By Roger Keeran

Nov.  15, 2017

In the November 8, 2017 issue of the on-line People’s World, in an article entitled “Socialism Can Never Surrender Its Commitment to Democracy,”  John Bachtell, the national chair of the Communist Party (USA) gives his thoughts on the centennial of the Russian Revolution. Those who thought that this anniversary might provide a revolutionary wake-up call for the CPUSA, a chance to shake off some of the opportunism of the previous leader, Sam Webb, will be sorely disappointed.

The unwary might be cheered by Bachtell’s opening.
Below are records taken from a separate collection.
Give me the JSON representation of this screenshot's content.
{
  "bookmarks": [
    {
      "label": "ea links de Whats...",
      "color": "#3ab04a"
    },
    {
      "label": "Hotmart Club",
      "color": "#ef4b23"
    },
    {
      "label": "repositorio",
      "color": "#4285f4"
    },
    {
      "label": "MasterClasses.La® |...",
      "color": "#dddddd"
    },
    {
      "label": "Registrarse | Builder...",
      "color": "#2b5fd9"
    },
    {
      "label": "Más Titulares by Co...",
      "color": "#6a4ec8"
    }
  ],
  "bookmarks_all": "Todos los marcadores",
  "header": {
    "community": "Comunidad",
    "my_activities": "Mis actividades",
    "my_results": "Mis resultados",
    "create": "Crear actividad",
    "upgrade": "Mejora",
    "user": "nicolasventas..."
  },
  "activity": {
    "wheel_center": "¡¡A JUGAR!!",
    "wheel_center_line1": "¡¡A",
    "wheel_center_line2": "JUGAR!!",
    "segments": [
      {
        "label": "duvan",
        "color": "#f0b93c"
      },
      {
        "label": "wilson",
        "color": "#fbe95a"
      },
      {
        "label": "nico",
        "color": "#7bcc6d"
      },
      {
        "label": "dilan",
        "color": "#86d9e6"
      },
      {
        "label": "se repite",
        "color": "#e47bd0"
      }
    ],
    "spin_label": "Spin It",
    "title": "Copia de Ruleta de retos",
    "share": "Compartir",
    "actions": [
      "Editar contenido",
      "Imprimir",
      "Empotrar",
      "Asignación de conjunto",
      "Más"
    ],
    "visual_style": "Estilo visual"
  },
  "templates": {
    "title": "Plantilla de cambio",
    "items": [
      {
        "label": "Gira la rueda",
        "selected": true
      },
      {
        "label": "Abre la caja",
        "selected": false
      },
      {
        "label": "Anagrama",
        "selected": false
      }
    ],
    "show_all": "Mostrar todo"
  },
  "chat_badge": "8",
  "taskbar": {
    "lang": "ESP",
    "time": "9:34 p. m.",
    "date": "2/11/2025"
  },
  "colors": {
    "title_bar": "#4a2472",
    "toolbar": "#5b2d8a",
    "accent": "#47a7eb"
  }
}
He calls the revolution one of the greatest history-changing events of the 20th century,” “the beginning of the world’s first great socialist experiment,” a revolution that “inspired hope and unleashed creative energy.” While Bachtell wishes to claim this heritage, he also wishes to associate himself with every opportunist criticism of the Russian Revolution from the Mensheviks to Gorbachev.
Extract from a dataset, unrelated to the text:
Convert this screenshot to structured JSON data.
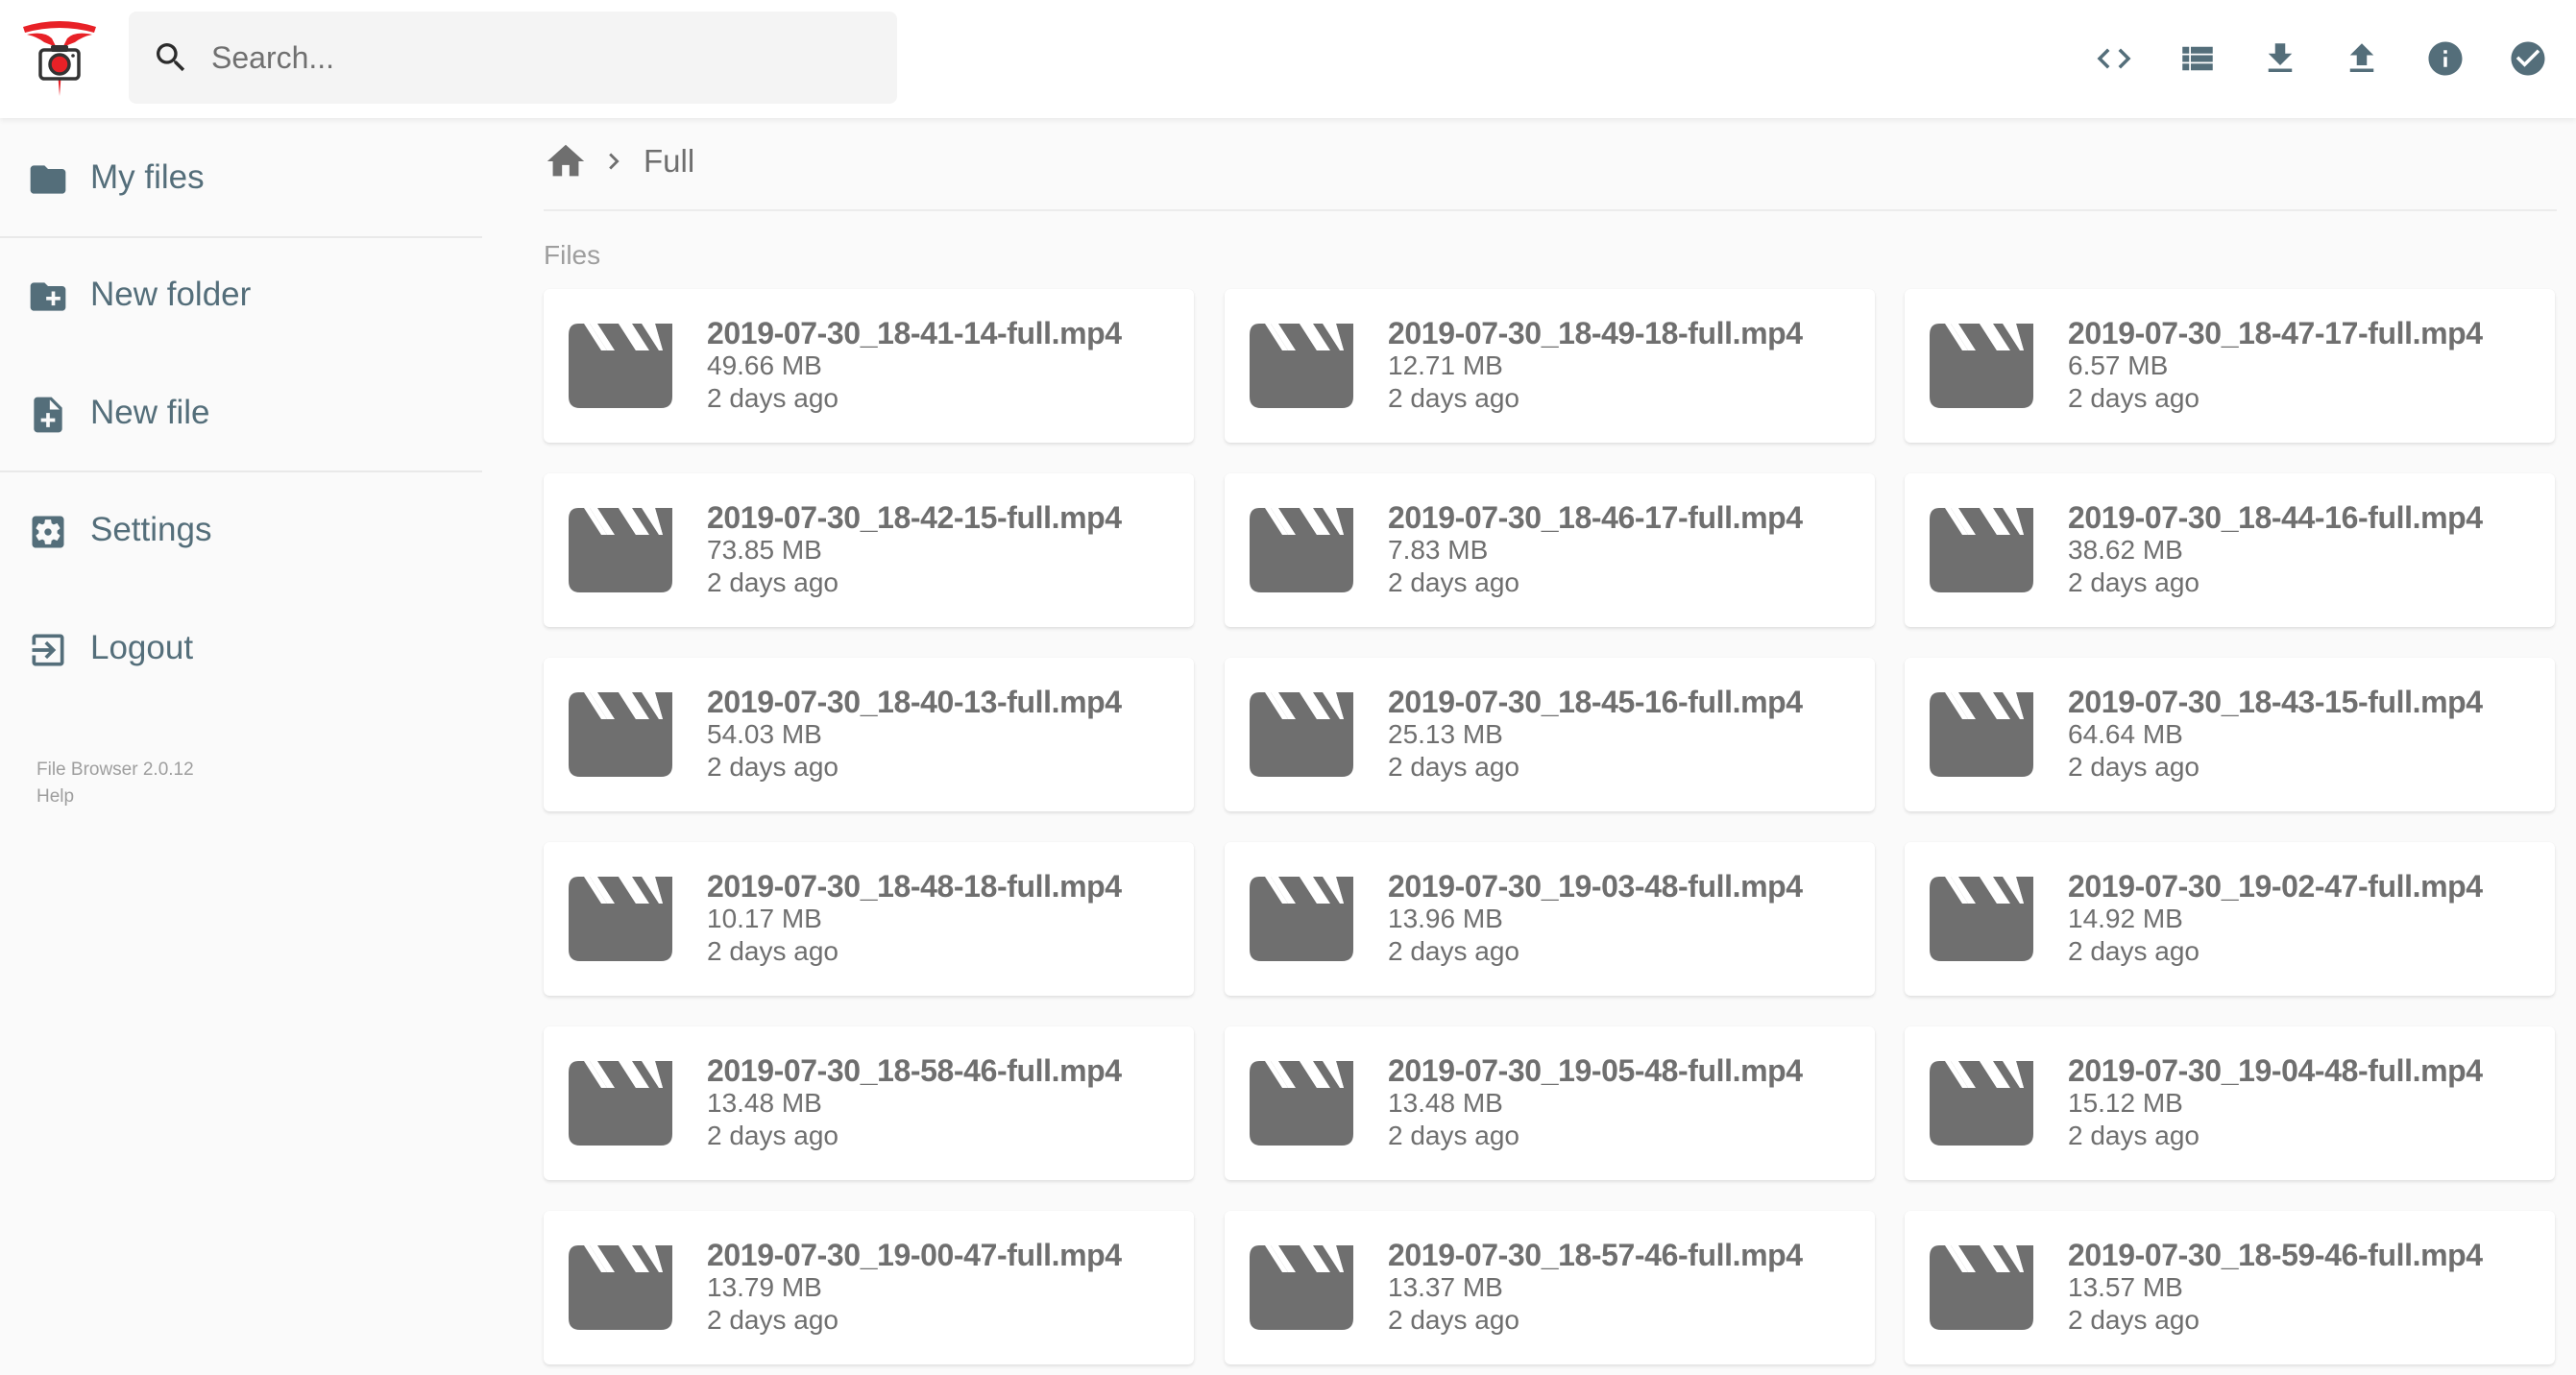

The result is a fantasy in which the Soviet Communists could have accomplished everything they did from industrializing the country to defeating Hitler, from providing social security and lifting the status of women and oppressed nationalities to inspiring revolutions and liberation struggles abroad without centralizing, without sacrifice, without discipline, without repression.
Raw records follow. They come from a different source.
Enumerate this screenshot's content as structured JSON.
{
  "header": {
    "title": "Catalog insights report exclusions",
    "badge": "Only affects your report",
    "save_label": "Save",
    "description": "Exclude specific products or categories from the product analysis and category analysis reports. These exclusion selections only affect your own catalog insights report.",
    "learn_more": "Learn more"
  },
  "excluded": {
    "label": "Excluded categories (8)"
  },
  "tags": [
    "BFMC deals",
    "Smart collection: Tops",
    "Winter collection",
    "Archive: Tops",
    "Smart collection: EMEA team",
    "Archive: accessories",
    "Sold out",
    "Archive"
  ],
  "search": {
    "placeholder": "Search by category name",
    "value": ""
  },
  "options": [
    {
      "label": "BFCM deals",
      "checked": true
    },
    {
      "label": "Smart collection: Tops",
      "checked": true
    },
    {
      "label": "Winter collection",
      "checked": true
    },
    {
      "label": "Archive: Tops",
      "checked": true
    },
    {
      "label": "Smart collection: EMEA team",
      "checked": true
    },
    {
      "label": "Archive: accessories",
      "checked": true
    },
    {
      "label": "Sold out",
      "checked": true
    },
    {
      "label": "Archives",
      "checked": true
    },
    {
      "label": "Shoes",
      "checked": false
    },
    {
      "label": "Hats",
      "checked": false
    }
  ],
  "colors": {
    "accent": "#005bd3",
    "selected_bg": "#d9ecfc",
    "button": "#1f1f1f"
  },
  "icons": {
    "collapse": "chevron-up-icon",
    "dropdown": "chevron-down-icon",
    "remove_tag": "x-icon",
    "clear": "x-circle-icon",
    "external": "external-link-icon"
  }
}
All the Soviet Communists had to do, according to Bachtell, was develop “genuine grassroots forms of democracy,” allow “pluralism of political parties and movements,” choose “economic and political decentralization,” and promote “sober self-reflection and flexibility and avoid dogma.” It all could have been so easy, so wonderful. One wonders why the Bolsheviks were too stupid to see this. One can only regret that they did not have a truly flexible and undogmatic thinker like Bachtell at their head. But for a moment they did have Gorbachev, and these were more or less his policies. But alas, Bachtell rues, Gorbachev’s reforms were “haphazard,” “disarming” and “confusing.”

One might use these same adjectives to describe Bachtell’s article, though for completeness one would have to add dishonest and disingenuous.

This is the Russian Revolution through a glossy Menshevik lens, the same lens through which he views the present and future: “Socialism in the United States can be achieved peacefully and democratically through the electoral arena.” This is a country where the ruling class sponsored the overthrow of democratically elected leaders such as Mossadegh, Arbenz and Allende  and that has soldiers in 172 countries to use force against opponents who are a lot less threatening to their interests than socialists.

Maybe it’s time for a little more sober self-reflection in the CPUSA.